In the United States, carrier subsidies typically tie phones and service together, so handset makers essentially are relegated to a business-to-business sales model. The situation is much different in Europe, where users can easily switch phones from one service to another.
Nokia has opened around 30 “experience centers” in various shopping malls throughout the United States. The centers feature a variety of Nokia products, along with Nokia employees trained in the details of all things Nokia. The experience centers don’t actually sell the products on display; their purpose is more to drive the brand than the cash register.
“It’s partially for sales, but it’s more of a brand-building exercise,” explained Keith Nowak, a Nokia spokesman. “It’s basically a way to drive traffic” to the Nokia brand.
Nokia has also teamed with RitzCamera.com to sell its N90 camera phone, and with Neiman Marcus to sell its high-end 8801 phone online.

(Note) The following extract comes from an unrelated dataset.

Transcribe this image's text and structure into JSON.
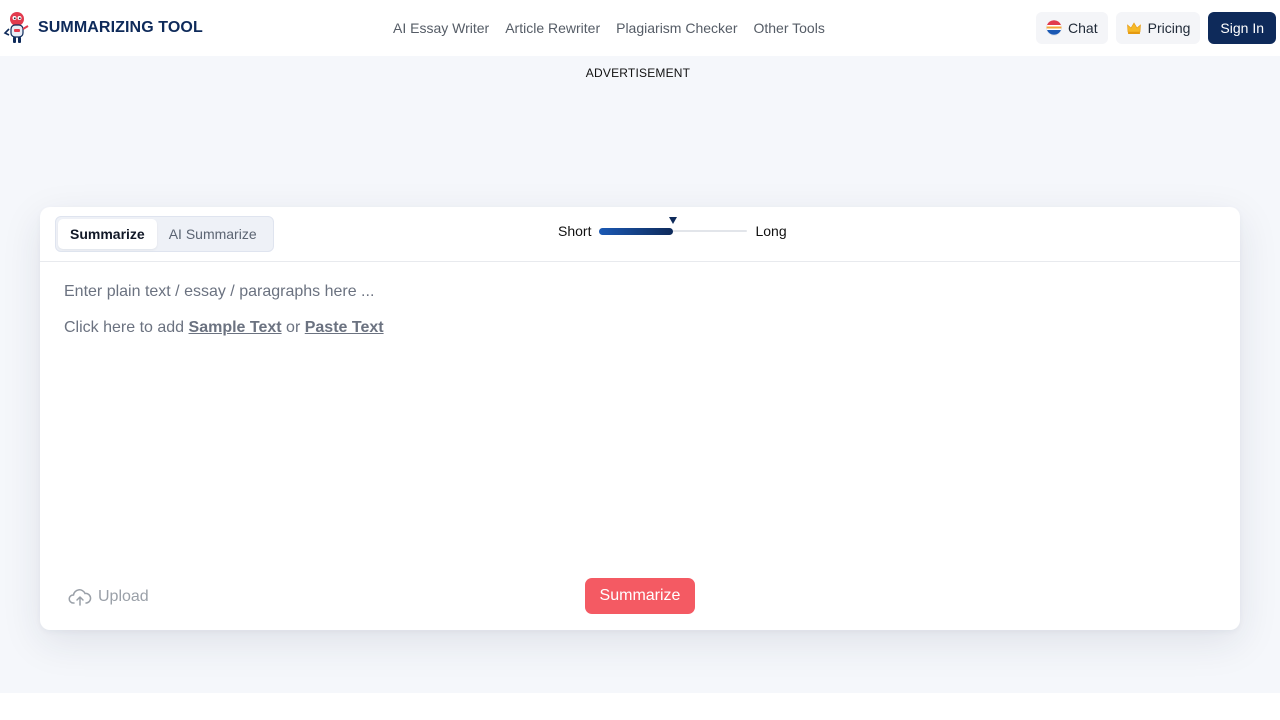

So what does the future hold for the wireless retail space? Gupta argues that specialty retailers will become more and more necessary in a converged world. Indeed, Brightpoint recently launched its Fono Wireless brand, which is available to licensees to sell service from Sprint Nextel Corp., Virgin Mobile USA L.L.C. and Vonage Holdings Inc.. Mitch Black, Brightpoint’s senior vice president of sales and distribution and head of the company’s Fono effort, describes Fono stores as a place for shoppers to go to get solid, informed advice on a range of products.
Some shoppers “are going to have a lot more questions that they won’t be able to get answered at a Wal-Mart or a Target,” he said.
“There is still a strong need for specialty stores,” Gupta added.
Ultimately though, wireless will have to make sure its products are easy to use and worth buying. Cingular’s Lurie said the carrier’s primary goal for its new 3G devices “is to make them easy to sell.”